Structured progress events (--json) for CI/logging.
Practical controls
Overall concurrency and per‑file connection limits.
Skip decisions are made only from what’s on disk (checksums/sizes).
Note: the previous README mentioned saving an .hfdownloader.meta.json. v2.0.0 no longer persists such files; resume is purely filesystem‑based.
Installation
From source (Go 1.21+)
git clone https://github.com/bodaay/HuggingFaceModelDownloader
cd HuggingFaceModelDownloader
go build -o hfdownloader .
# optional:
# go install . # installs into your $GOBIN
-t, --token — Hugging Face token (or HF_TOKEN env)
--config — path to JSON config (defaults to ~/.config/hfdownloader.json if present)
> The old README showed a larger flag surface and described resume/overwrite toggles and metadata persistence; v2.0.0 deliberately simplifies this—resume is always on, and skip decisions are based on your files only (no metadata saved).
> Skip lines: each file prints at most one “skip (…)” per run. Deduplication is enforced internally.
Resume & verification (how it decides to skip)
LFS files (SHA available) → compute local SHA‑256 and compare to the repo’s SHA.
If equal → skip (file_done with skip (sha256 match)).
If different (even if size matches) → re‑download.
Non‑LFS / SHA unknown → compare file size.
If equal → skip (skip (size match)).
If different → re‑download.
Multipart parts → each range part downloads to path.part-00, path.part-01, …; matching‑length parts are not re‑fetched and the file is assembled when all parts are present.
Cancellation & signals
SIGINT/SIGTERM: fast, cooperative cancellation—no new work is scheduled, all goroutines exit promptly, and ongoing HTTP calls are context‑bound.
SIGKILL (9): cannot be intercepted by any program; the OS terminates immediately.
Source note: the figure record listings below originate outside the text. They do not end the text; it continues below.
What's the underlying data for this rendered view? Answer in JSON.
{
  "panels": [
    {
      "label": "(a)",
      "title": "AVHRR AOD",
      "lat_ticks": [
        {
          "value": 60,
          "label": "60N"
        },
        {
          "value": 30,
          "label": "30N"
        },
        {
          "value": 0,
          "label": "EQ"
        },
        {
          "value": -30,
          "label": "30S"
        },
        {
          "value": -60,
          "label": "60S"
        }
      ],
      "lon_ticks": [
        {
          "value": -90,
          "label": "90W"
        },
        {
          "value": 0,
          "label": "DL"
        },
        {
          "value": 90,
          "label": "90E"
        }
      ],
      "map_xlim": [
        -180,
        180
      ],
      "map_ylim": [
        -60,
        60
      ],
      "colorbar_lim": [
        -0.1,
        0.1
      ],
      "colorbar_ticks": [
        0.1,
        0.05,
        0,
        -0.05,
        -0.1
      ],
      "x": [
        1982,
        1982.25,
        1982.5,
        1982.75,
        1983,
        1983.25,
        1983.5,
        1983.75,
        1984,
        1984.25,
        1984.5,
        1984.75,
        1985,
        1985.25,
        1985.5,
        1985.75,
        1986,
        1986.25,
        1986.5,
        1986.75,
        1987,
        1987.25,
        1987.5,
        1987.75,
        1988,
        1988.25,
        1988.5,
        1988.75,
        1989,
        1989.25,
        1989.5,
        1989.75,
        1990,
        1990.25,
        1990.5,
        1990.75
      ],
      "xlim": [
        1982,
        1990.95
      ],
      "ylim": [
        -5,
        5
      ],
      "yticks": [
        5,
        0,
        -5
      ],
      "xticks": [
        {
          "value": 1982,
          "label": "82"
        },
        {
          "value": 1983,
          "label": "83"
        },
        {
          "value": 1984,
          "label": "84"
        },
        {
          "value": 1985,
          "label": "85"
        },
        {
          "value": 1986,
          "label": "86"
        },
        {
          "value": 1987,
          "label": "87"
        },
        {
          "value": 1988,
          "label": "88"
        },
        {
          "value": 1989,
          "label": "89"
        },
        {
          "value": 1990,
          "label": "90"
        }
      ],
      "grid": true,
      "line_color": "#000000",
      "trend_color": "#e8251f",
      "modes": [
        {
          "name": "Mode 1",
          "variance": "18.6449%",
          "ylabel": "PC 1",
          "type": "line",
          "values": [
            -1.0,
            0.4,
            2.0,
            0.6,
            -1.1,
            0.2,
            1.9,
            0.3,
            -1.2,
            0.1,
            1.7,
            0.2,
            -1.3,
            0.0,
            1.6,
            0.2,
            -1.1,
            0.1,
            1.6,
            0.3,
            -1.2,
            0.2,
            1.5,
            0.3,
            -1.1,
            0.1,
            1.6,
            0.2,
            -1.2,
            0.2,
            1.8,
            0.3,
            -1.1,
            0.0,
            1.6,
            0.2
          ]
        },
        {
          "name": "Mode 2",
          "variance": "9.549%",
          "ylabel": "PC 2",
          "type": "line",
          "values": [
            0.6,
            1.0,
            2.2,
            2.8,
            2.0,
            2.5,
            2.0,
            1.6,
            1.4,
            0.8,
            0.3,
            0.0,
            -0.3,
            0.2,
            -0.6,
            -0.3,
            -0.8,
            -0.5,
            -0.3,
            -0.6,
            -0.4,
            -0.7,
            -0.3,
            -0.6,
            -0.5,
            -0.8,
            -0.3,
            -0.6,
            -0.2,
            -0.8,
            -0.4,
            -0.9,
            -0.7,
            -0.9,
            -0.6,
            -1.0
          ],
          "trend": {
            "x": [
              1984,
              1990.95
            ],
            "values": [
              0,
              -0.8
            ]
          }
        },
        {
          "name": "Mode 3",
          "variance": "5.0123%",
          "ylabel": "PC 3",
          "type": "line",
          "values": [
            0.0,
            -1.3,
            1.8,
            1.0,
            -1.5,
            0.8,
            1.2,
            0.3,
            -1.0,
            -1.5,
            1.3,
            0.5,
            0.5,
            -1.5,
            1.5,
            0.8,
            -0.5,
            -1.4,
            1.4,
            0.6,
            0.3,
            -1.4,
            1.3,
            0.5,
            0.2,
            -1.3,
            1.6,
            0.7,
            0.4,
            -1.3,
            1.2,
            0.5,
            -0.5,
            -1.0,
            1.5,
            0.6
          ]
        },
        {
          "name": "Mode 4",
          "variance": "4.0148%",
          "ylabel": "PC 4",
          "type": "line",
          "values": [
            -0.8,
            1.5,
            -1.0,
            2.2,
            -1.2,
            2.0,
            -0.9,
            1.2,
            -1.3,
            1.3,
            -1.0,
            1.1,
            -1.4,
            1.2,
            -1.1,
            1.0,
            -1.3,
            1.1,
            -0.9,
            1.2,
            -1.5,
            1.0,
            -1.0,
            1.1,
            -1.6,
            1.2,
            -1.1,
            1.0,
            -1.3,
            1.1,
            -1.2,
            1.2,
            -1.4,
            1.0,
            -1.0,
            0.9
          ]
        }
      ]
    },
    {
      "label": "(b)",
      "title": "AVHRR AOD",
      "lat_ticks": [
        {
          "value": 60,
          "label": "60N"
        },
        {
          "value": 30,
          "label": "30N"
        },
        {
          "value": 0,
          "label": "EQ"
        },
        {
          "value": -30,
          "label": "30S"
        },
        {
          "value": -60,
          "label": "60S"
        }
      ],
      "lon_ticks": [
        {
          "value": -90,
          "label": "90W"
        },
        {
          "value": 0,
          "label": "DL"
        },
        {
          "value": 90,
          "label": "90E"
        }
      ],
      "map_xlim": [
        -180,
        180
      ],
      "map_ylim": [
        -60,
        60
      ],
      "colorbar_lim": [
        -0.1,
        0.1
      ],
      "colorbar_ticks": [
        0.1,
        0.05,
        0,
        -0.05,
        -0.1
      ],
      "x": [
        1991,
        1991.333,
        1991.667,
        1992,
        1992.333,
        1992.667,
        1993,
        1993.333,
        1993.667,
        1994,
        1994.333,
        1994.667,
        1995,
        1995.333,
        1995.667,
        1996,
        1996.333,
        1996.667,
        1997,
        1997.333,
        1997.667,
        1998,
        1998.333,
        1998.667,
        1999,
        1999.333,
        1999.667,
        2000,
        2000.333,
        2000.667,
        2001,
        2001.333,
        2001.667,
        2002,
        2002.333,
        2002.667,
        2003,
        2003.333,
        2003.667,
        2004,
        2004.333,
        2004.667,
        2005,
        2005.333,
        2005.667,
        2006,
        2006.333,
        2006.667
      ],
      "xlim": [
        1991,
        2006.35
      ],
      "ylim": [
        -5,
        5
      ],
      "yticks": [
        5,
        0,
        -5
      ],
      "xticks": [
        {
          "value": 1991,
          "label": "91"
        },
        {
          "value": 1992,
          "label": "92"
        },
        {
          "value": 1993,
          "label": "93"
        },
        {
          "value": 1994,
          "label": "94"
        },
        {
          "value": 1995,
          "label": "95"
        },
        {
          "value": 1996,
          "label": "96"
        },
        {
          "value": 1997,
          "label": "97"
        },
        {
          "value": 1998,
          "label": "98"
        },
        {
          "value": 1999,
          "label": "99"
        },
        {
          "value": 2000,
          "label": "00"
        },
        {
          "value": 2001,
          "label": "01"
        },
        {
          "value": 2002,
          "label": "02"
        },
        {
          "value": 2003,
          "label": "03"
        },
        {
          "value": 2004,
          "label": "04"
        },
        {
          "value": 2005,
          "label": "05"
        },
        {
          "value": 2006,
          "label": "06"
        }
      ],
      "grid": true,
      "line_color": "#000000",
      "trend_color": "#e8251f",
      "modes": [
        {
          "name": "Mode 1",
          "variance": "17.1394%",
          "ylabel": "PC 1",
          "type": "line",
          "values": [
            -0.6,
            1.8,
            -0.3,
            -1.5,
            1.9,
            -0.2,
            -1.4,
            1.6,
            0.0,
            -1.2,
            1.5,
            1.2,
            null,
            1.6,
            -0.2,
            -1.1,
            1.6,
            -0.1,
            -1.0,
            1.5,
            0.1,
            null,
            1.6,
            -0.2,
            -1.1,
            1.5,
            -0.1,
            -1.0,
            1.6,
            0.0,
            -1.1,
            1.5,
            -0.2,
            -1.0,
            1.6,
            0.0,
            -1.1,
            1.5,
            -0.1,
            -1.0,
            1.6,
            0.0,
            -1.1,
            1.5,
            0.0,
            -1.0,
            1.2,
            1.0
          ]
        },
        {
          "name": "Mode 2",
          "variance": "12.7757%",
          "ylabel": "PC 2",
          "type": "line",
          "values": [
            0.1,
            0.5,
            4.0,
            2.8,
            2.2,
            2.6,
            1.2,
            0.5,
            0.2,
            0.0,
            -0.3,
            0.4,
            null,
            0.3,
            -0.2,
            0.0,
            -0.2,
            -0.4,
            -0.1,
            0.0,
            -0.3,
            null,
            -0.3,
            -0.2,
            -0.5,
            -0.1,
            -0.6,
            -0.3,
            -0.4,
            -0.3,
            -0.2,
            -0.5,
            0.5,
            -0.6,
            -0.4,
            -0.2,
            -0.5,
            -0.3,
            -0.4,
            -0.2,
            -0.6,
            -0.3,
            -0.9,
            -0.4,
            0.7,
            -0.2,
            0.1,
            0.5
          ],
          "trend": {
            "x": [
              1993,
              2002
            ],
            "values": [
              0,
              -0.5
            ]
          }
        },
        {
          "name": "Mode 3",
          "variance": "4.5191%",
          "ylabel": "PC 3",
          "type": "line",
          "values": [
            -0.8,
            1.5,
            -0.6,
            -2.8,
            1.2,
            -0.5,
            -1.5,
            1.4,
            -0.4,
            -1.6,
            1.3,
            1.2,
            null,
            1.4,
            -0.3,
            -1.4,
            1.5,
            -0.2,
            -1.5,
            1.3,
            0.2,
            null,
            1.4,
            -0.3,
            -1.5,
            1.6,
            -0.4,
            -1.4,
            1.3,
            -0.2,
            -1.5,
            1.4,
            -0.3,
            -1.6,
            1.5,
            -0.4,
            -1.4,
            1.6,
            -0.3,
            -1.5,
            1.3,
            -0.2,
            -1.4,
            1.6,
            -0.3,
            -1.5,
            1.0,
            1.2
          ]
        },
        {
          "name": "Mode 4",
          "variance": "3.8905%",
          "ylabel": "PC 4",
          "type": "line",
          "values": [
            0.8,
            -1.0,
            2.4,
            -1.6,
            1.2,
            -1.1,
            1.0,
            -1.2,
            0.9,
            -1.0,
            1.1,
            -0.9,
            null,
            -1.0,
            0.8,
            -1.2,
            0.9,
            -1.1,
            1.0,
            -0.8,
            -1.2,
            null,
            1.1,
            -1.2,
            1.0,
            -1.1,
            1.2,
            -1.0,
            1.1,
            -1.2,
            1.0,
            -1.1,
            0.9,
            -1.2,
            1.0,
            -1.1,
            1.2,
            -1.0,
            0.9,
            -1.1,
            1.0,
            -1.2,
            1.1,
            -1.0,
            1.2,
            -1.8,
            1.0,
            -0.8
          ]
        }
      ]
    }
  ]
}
Events you can handle: scan_start, plan_item, file_start, file_progress, retry, file_done, error, done.
Troubleshooting
401 Unauthorized
Provide a token: -t TOKEN or HF_TOKEN=.... Some repos require auth/acceptance.
403 Forbidden (terms)
Visit the repo page and accept terms, then retry.
Range requests disabled
Multipart falls back to a single GET automatically; downloads still work.
Slow throughput
Increase --connections and --max-active gradually; ensure disk/FS and network can keep up.
Repeated “skip” lines
v2.0.0 emits at most one “skip (…)” per file per run. If you still see duplicates, check for duplicate paths in the upstream tree or path collisions on Windows.
Why v2?
Cleaner mental model (one download command, sensible defaults).
Filesystem‑only resume—reliable and transparent; no “state” files to corrupt.
JSON events and a TUI that looks great everywhere.
Strong cancellation story for real‑world, long‑running downloads.
> The prior README’s CLI outline and examples helped guide this cleanup; this version documents the finalized v2 surface and behavior.
License
Apache‑2.0 (see LICENSE).
Acknowledgements
Thanks to the HF community and tooling ecosystem—this project tries to be a pragmatic drop‑in for everyday model & dataset fetching.